(HERALD, AFP) UK steps up regime change agenda, hunts for suspected assets
UK steps up regime change agenda, hunts for suspected assetsAFP-Herald Reporter
Britain is increasingly getting desperate to act against Zimbabwe and has announced plans to hunt down assets of senior Zanu-PF and Government officials. President Mugabe has previously said he has no assets in foreign countries and told the British and the European Union to seize any if they find them. Yesterday British Prime Minister Gordon Brown said he had asked the finance ministry to hunt down the assets of senior Zimbabwean officials and pledged to ramp up the illegal sanctions.
The British efforts are also aimed at helping MDC-T leader Morgan Tsvangirai, who is growing desperate to save his political career, analysts have said.
Tsvangirai’s term as leader of the opposition expires next February as the party’s constitution clearly states that "the president shall serve for a maximum of two terms".
"Tsvangirai wants to get in (to the highest office in the land) by hook and crook. He wants to get in at the expense of people’s interests, the country’s interests and his own party’s interests," said one Harare-based analyst.
Britain has turned to the EU for more sanctions against Zimbabwe after a bid to pass fresh United Nations sanctions against Zimbabwe’s leadership was vetoed by Russia and China.
Part of the resolution the British and Americans were pushing attempted to impose Tsvangirai as president of Zimbabwe on the basis of the March 29 results in which he led in the first round before losing to President Mugabe in the run-off last month.
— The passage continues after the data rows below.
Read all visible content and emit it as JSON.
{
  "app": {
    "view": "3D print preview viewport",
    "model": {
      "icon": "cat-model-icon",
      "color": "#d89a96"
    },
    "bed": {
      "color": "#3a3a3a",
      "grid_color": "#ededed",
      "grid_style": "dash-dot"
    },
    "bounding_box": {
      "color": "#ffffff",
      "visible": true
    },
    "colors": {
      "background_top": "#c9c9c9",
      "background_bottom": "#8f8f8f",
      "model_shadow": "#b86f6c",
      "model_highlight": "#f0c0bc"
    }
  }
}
"I have this morning asked the Treasury to work with the Financial Action Task Force (FATF) to track the wealth and the assets that are owned by members of the Mugabe regime . . . so that we are in position to take tougher action at a later date," Brown said at a monthly news conference.
He claimed the assets are held in Asia, Africa and Europe.
The FATF is an inter-governmental body which tackles money laundering and terrorist financing.
Brown said Britain, the former colonial power in Zimbabwe, would return to the UN Security Council to act against Zimbabwe.
Countries that opposed the draft UN resolution did so on the grounds that talks between Government and the opposition were underway.
So desperate are the British, they are now punishing anyone with the name Mugabe.
A furious Sam Mugabe was left without money when her wages "vanished" in Britain’s banking system — because of sanctions against President Mugabe and other senior Government officials.
Her bank HSBC mistook Sam (23) for a relative of President Mugabe and froze her £1 200 pay cheque, The Sun newspaper reported yesterday.
Her bosses at a media firm near her home in Camden, North London, feared a computer glitch and arranged for her to be paid again — only for the same thing to happen.
It was 10 days before British citizen Sam — born in Zimbabwe but no relation to President Mugabe — got her money.
She fumed: "Mugabe is quite a common name in Zimbabwe."
HSBC later apologised. — AFP-Herald Reporter.